Der AHA plädiert eher dafür zu prüfen, inwieweit der vollständige Rückbau der Stallanlage mit anschließender kompletter baulicher Beräumung, nicht eher zur Schaffung einer sukzessiven Gehölz- und Staudenfläche führen sollte. Neben der Bedeutung als Lebens- und Rückzugsraum für zahlreiche Tier- und Pflanzenarten auf ca. 4 ha, trägt das zur Verbesserung der Wohn- und Lebensqualität und des Orts- und Landschaftsbildes bei, befördert den Rückhalt von Wasser sowie dient als Teil eines weiter zu entwickelnden Biotop- und Grünverbundes mit dem Hakel, dem angrenzenden Nesseltal und sowie mit dem Umland.
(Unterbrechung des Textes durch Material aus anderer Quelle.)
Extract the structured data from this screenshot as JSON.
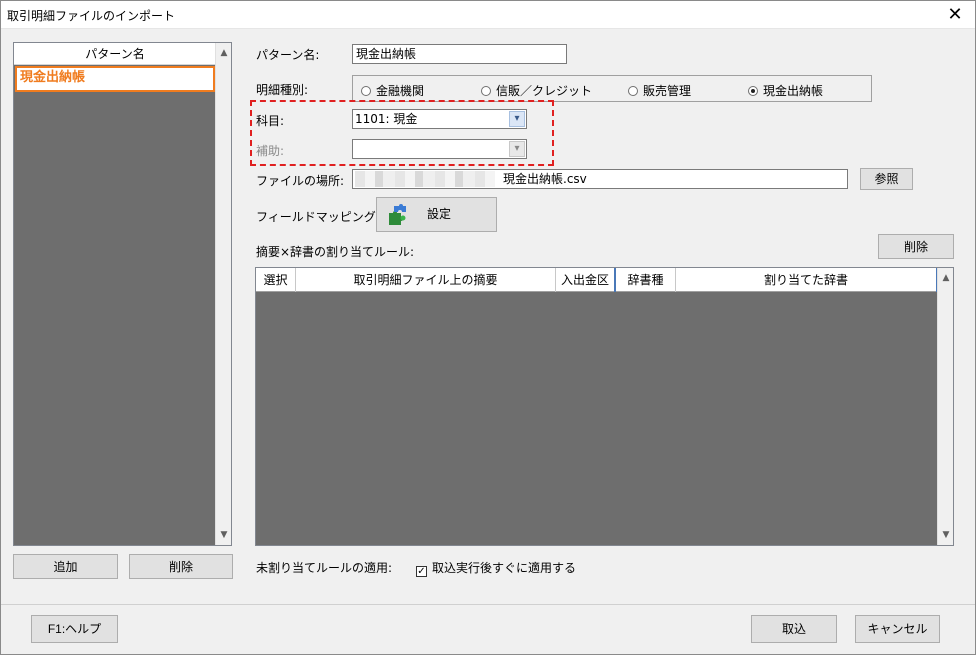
{
  "window": {
    "title": "取引明細ファイルのインポート",
    "close_glyph": "✕"
  },
  "pattern_list": {
    "header": "パターン名",
    "items": [
      {
        "label": "現金出納帳",
        "selected": true
      }
    ],
    "up_arrow": "▲",
    "down_arrow": "▼",
    "add_label": "追加",
    "delete_label": "削除"
  },
  "form": {
    "pattern_name_label": "パターン名:",
    "pattern_name_value": "現金出納帳",
    "detail_type_label": "明細種別:",
    "detail_type_options": [
      {
        "label": "金融機関",
        "checked": false
      },
      {
        "label": "信販／クレジット",
        "checked": false
      },
      {
        "label": "販売管理",
        "checked": false
      },
      {
        "label": "現金出納帳",
        "checked": true
      }
    ],
    "account_label": "科目:",
    "account_value": "1101: 現金",
    "sub_account_label": "補助:",
    "sub_account_value": "",
    "file_location_label": "ファイルの場所:",
    "file_name_value": "現金出納帳.csv",
    "browse_label": "参照",
    "field_mapping_label": "フィールドマッピング:",
    "settings_label": "設定",
    "rules_label": "摘要×辞書の割り当てルール:",
    "rules_delete_label": "削除",
    "dropdown_glyph": "▾"
  },
  "rules_table": {
    "columns": [
      "選択",
      "取引明細ファイル上の摘要",
      "入出金区",
      "辞書種",
      "割り当てた辞書"
    ],
    "rows": []
  },
  "unassigned": {
    "label": "未割り当てルールの適用:",
    "checkbox_label": "取込実行後すぐに適用する",
    "checked": true,
    "check_glyph": "✓"
  },
  "footer": {
    "help_label": "F1:ヘルプ",
    "import_label": "取込",
    "cancel_label": "キャンセル"
  },
  "colors": {
    "selection_orange": "#f07c1f",
    "highlight_red": "#e02020",
    "empty_area": "#6e6e6e"
  }
}
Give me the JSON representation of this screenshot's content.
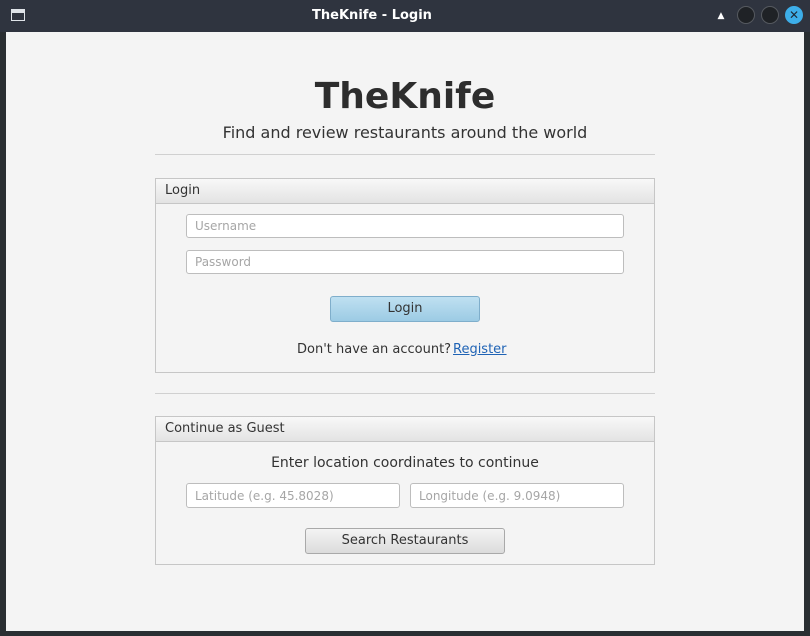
{
  "window": {
    "title": "TheKnife - Login",
    "controls": [
      "keep-above-icon",
      "minimize-icon",
      "maximize-icon",
      "close-icon"
    ],
    "close_glyph": "✕"
  },
  "header": {
    "app_title": "TheKnife",
    "subtitle": "Find and review restaurants around the world"
  },
  "login_panel": {
    "title": "Login",
    "username_placeholder": "Username",
    "password_placeholder": "Password",
    "login_button": "Login",
    "no_account_text": "Don't have an account?",
    "register_link": "Register"
  },
  "guest_panel": {
    "title": "Continue as Guest",
    "instruction": "Enter location coordinates to continue",
    "latitude_placeholder": "Latitude (e.g. 45.8028)",
    "longitude_placeholder": "Longitude (e.g. 9.0948)",
    "search_button": "Search Restaurants"
  },
  "colors": {
    "accent": "#3daee9",
    "login_button": "#a8d3ea",
    "link": "#1f63b5",
    "background": "#f4f4f4"
  }
}
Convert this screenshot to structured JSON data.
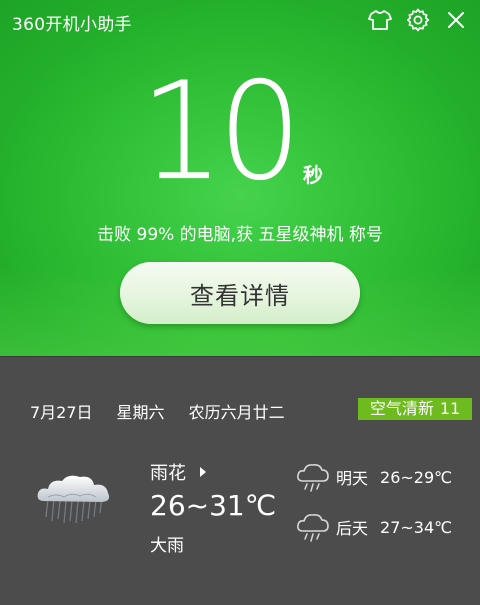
{
  "window": {
    "title": "360开机小助手"
  },
  "score": {
    "value": "10",
    "unit": "秒",
    "rank_text": "击败 99% 的电脑,获 五星级神机 称号"
  },
  "detail_button": {
    "label": "查看详情"
  },
  "date": {
    "day": "7月27日",
    "weekday": "星期六",
    "lunar": "农历六月廿二"
  },
  "air_quality": {
    "label": "空气清新",
    "value": "11"
  },
  "weather": {
    "city": "雨花",
    "temp_range": "26~31℃",
    "condition": "大雨",
    "icon": "rain-cloud-icon"
  },
  "forecast": [
    {
      "day": "明天",
      "temp": "26~29℃",
      "icon": "rain-cloud-outline-icon"
    },
    {
      "day": "后天",
      "temp": "27~34℃",
      "icon": "rain-cloud-outline-icon"
    }
  ],
  "colors": {
    "green_bg": "#2fbe35",
    "dark_bg": "#4c4c4c",
    "air_badge": "#6dbb1e"
  }
}
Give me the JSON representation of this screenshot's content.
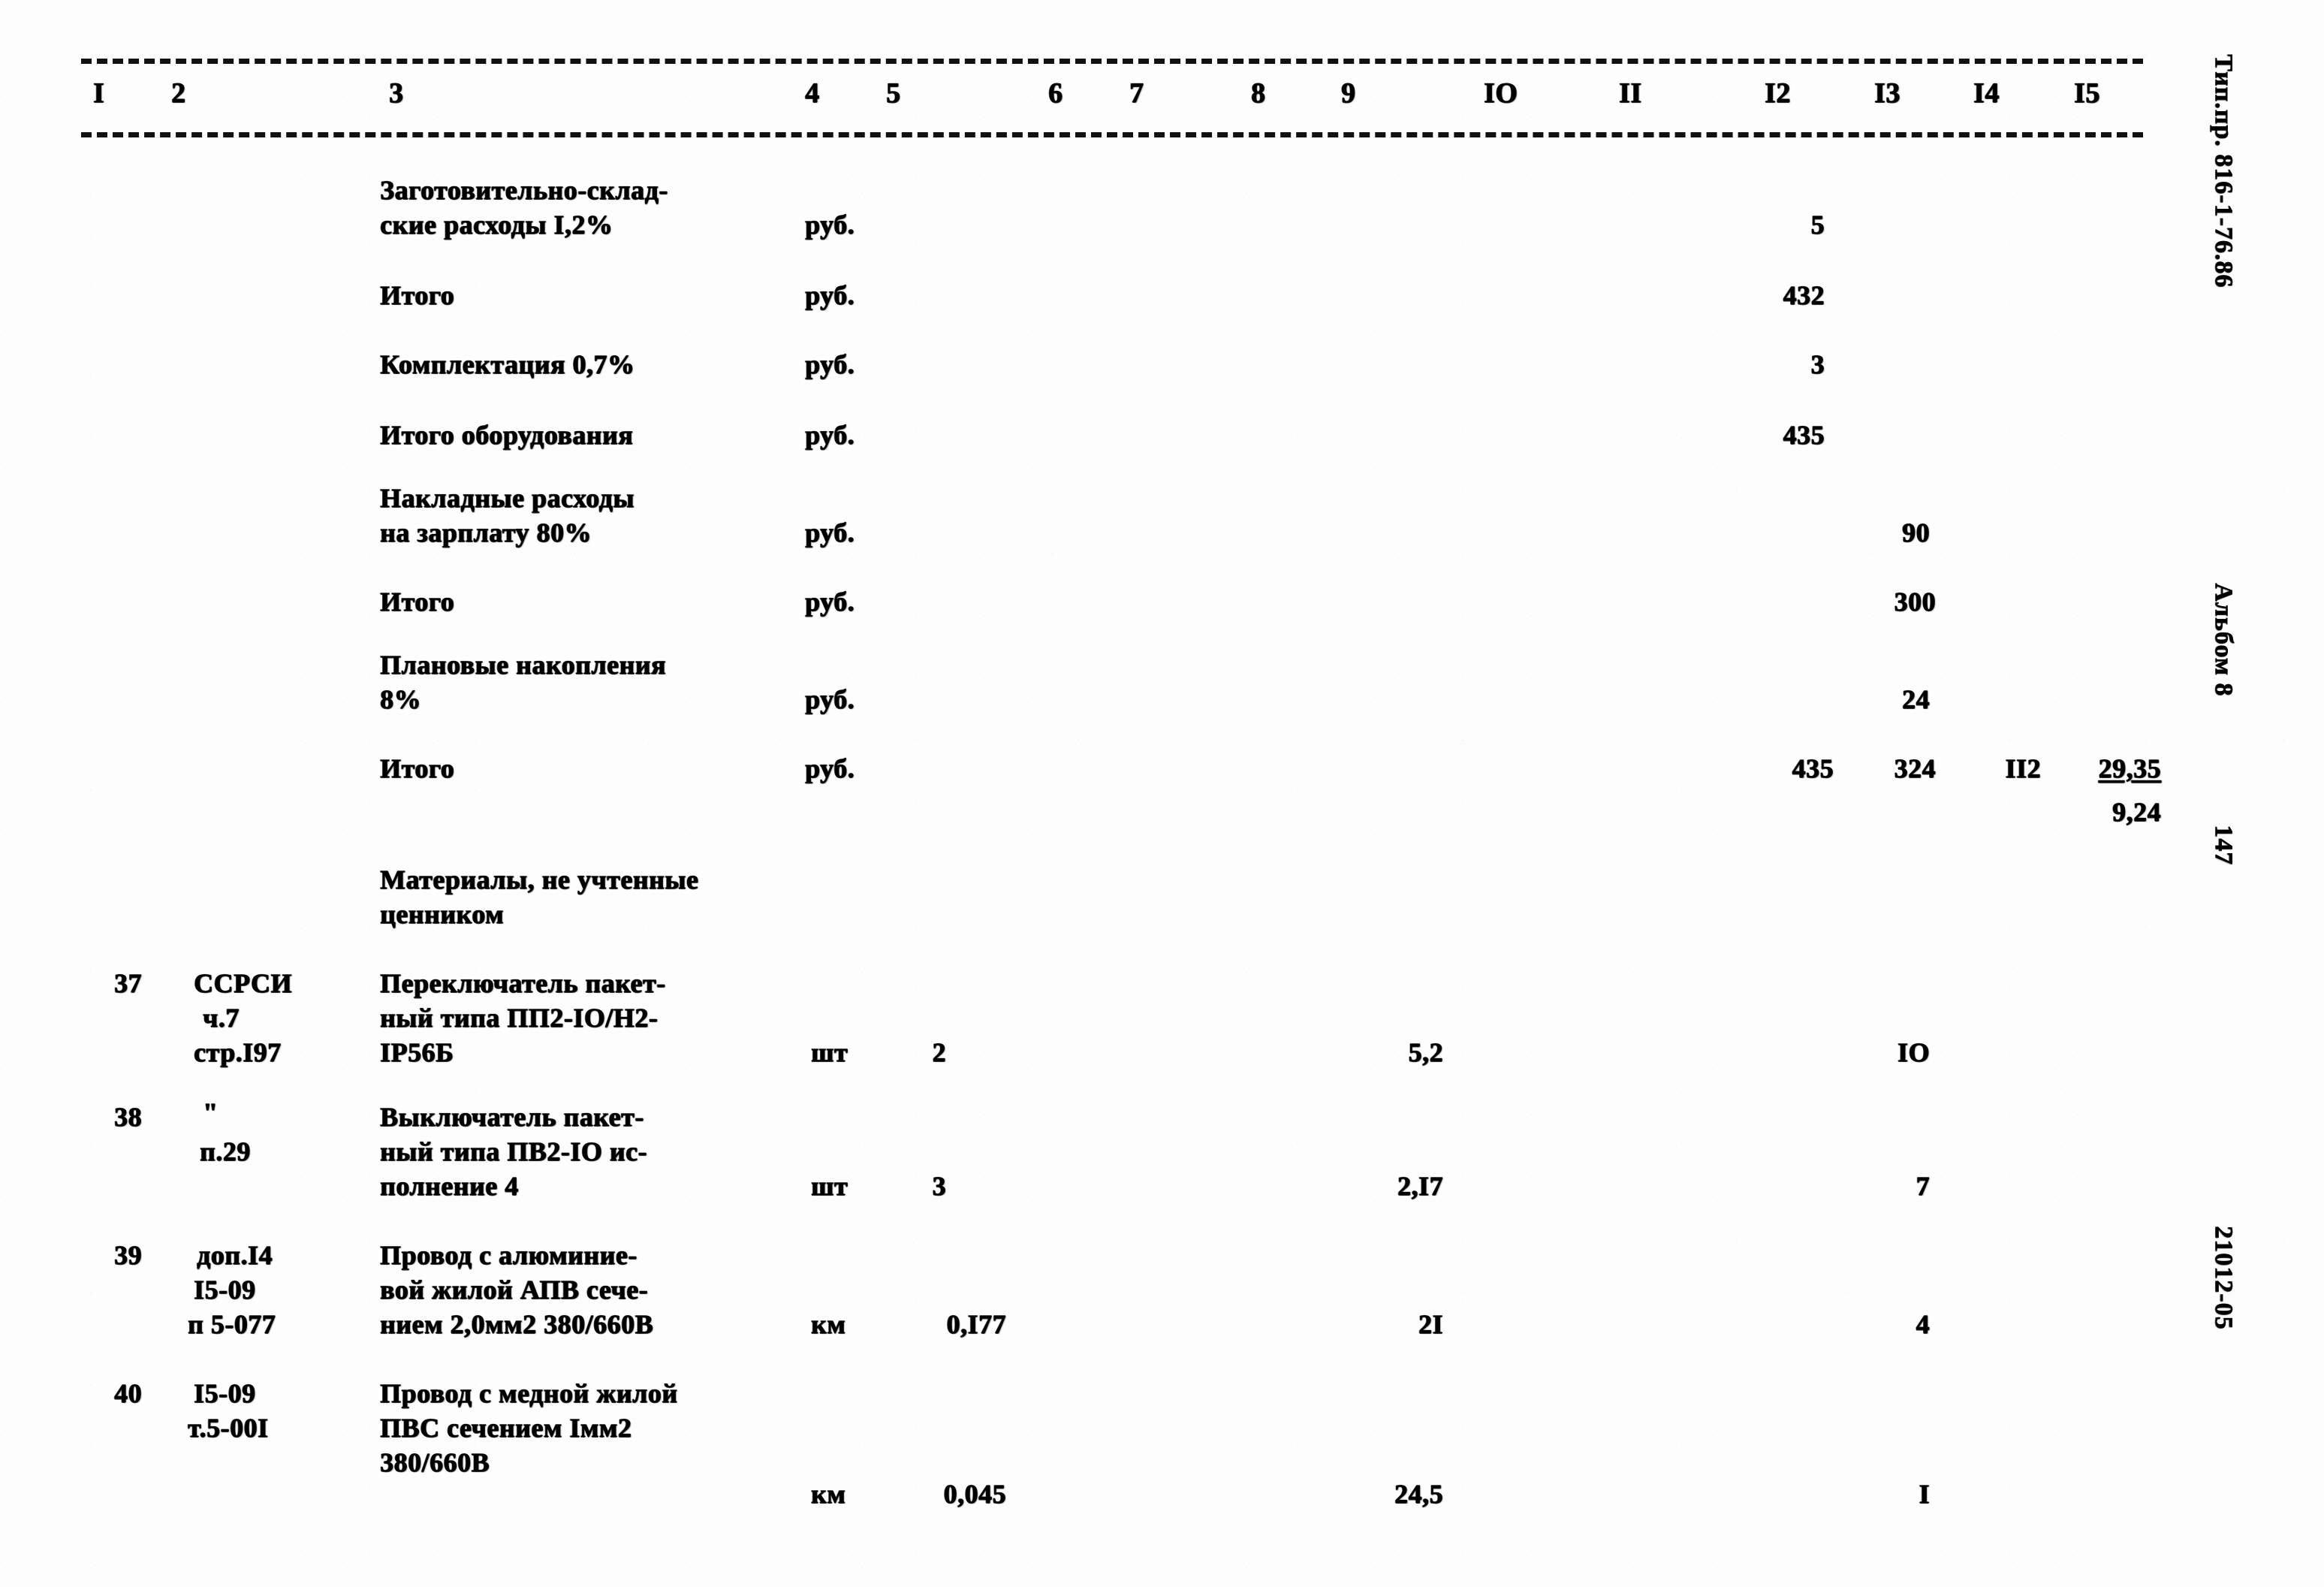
{
  "document": {
    "type_designation": "Тип.пр. 816-1-76.86",
    "album": "Альбом 8",
    "page_number": "147",
    "sheet_code": "21012-05"
  },
  "column_header": {
    "numbers": [
      "I",
      "2",
      "3",
      "4",
      "5",
      "6",
      "7",
      "8",
      "9",
      "IO",
      "II",
      "I2",
      "I3",
      "I4",
      "I5"
    ]
  },
  "summary_rows": [
    {
      "name": "Заготовительно-складские расходы I,2%",
      "desc_line1": "Заготовительно-склад-",
      "desc_line2": "ские расходы I,2%",
      "unit": "руб.",
      "col12": "5",
      "col13": "",
      "col14": "",
      "col15": ""
    },
    {
      "name": "Итого",
      "desc_line1": "Итого",
      "desc_line2": "",
      "unit": "руб.",
      "col12": "432",
      "col13": "",
      "col14": "",
      "col15": ""
    },
    {
      "name": "Комплектация 0,7%",
      "desc_line1": "Комплектация 0,7%",
      "desc_line2": "",
      "unit": "руб.",
      "col12": "3",
      "col13": "",
      "col14": "",
      "col15": ""
    },
    {
      "name": "Итого оборудования",
      "desc_line1": "Итого оборудования",
      "desc_line2": "",
      "unit": "руб.",
      "col12": "435",
      "col13": "",
      "col14": "",
      "col15": ""
    },
    {
      "name": "Накладные расходы на зарплату 80%",
      "desc_line1": "Накладные расходы",
      "desc_line2": "на зарплату 80%",
      "unit": "руб.",
      "col12": "",
      "col13": "90",
      "col14": "",
      "col15": ""
    },
    {
      "name": "Итого",
      "desc_line1": "Итого",
      "desc_line2": "",
      "unit": "руб.",
      "col12": "",
      "col13": "300",
      "col14": "",
      "col15": ""
    },
    {
      "name": "Плановые накопления 8%",
      "desc_line1": "Плановые накопления",
      "desc_line2": "8%",
      "unit": "руб.",
      "col12": "",
      "col13": "24",
      "col14": "",
      "col15": ""
    },
    {
      "name": "Итого",
      "desc_line1": "Итого",
      "desc_line2": "",
      "unit": "руб.",
      "col12": "435",
      "col13": "324",
      "col14": "II2",
      "col15_top": "29,35",
      "col15_bottom": "9,24"
    }
  ],
  "section_heading": {
    "line1": "Материалы, не учтенные",
    "line2": "ценником"
  },
  "item_rows": [
    {
      "no": "37",
      "code_lines": [
        "ССРСИ",
        "ч.7",
        "стр.I97"
      ],
      "desc_lines": [
        "Переключатель пакет-",
        "ный типа ПП2-IO/Н2-",
        "IP56Б"
      ],
      "unit": "шт",
      "qty": "2",
      "col9": "5,2",
      "col13": "IO"
    },
    {
      "no": "38",
      "code_lines": [
        "\"",
        "п.29"
      ],
      "desc_lines": [
        "Выключатель пакет-",
        "ный типа ПВ2-IO ис-",
        "полнение 4"
      ],
      "unit": "шт",
      "qty": "3",
      "col9": "2,I7",
      "col13": "7"
    },
    {
      "no": "39",
      "code_lines": [
        "доп.I4",
        "I5-09",
        "п 5-077"
      ],
      "desc_lines": [
        "Провод с алюминие-",
        "вой жилой АПВ сече-",
        "нием 2,0мм2 380/660В"
      ],
      "unit": "км",
      "qty": "0,I77",
      "col9": "2I",
      "col13": "4"
    },
    {
      "no": "40",
      "code_lines": [
        "I5-09",
        "т.5-00I"
      ],
      "desc_lines": [
        "Провод с медной жилой",
        "ПВС сечением Iмм2",
        "380/660В"
      ],
      "unit": "км",
      "qty": "0,045",
      "col9": "24,5",
      "col13": "I"
    }
  ]
}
Daraus ist zu schlussfolgern, dass der AHA sowohl dem „Entwurf der 1. Änderung Flächennutzungsplan im Bereich Schweinehaltungsanlage Cochstedt“, als auch nicht dem „Entwurf vorhabenbezogener Bebauungsplan „Schweinehaltungsanlage Cochstedt“ zustimmen kann.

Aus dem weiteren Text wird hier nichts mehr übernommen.